Smoking Responsible for Social Inequality in Male Mortality

Smoking blamed for more than half of the difference in mortality across social strata

FRIDAY, July 14 (HealthDay News) -- Smoking accounts for more than half of the difference in adult male mortality across socioeconomic classes, according to the results of a new study published online July 14 in The Lancet.

Prabhat Jha, M.D., of the University of Toronto in Canada, and colleagues examined smoking's contribution to adult male mortality among men aged 35 to 69 from three different social strata in four countries (England/Wales, Canada, United States and Poland). The researchers used the 1996 absolute lung cancer rates to estimate the proportions of deaths due to smoking. There were a total of 564,626 deaths during the study period.

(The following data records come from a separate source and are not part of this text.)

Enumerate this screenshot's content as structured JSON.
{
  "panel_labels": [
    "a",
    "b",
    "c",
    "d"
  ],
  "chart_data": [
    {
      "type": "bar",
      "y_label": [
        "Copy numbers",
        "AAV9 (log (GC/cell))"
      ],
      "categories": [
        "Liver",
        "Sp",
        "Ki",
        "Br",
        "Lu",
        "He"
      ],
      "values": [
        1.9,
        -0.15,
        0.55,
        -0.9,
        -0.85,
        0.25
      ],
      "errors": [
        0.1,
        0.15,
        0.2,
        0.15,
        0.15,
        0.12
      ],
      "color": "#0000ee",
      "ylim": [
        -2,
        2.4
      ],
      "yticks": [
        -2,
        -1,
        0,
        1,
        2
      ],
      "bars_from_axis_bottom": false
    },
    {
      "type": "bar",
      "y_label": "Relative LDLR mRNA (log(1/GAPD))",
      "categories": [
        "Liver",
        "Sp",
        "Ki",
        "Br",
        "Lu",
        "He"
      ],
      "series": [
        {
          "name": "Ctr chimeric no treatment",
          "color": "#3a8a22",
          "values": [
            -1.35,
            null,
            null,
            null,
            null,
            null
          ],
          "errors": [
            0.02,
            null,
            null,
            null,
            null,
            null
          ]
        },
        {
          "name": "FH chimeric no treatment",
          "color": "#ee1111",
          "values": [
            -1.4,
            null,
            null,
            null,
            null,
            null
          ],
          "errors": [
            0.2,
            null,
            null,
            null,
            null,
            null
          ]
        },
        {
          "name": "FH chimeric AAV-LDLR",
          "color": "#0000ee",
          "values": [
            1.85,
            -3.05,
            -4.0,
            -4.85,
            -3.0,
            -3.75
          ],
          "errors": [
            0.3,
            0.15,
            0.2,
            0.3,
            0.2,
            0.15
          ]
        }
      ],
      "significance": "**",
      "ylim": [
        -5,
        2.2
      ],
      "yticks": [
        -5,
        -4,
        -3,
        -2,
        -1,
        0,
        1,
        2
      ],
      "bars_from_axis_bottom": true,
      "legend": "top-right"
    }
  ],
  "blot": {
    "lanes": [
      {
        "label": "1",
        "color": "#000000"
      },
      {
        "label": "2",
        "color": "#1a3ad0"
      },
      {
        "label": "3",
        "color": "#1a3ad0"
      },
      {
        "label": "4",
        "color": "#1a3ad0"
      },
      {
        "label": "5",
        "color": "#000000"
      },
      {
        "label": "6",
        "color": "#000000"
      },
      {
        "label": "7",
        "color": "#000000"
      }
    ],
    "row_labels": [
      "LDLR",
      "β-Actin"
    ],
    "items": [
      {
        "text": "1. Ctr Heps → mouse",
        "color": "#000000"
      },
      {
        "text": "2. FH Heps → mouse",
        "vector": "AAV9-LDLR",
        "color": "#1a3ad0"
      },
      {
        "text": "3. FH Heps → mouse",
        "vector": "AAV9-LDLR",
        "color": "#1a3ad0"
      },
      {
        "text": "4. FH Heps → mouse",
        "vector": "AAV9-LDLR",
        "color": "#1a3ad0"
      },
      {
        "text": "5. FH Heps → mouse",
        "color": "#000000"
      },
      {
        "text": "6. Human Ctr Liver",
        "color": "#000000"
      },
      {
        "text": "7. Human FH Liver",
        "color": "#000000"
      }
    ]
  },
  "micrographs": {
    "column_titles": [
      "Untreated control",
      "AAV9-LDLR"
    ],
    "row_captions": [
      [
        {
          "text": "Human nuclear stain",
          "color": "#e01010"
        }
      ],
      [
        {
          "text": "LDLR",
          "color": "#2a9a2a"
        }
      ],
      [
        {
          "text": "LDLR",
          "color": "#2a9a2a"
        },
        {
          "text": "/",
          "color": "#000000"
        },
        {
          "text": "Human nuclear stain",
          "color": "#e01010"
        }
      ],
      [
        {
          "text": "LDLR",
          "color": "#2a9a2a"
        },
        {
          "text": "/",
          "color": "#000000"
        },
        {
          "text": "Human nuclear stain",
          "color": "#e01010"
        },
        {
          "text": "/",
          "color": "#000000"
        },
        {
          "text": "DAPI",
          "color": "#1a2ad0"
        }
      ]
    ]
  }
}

Men in the lowest strata were twice as likely to die during the study period as those in the highest social strata and more than half of this difference was attributed to smoking, the investigators found. For example, in England and Wales, 4 percent of deaths were attributed to smoking among men in the highest social strata, compared with 19 percent among men in the lowest strata. In the United States, these percentages were 4 percent and 15 percent, respectively, the report indicates.

"Widespread cessation of smoking could eventually halve the absolute differences between these social strata in the risk of premature death," the study authors conclude.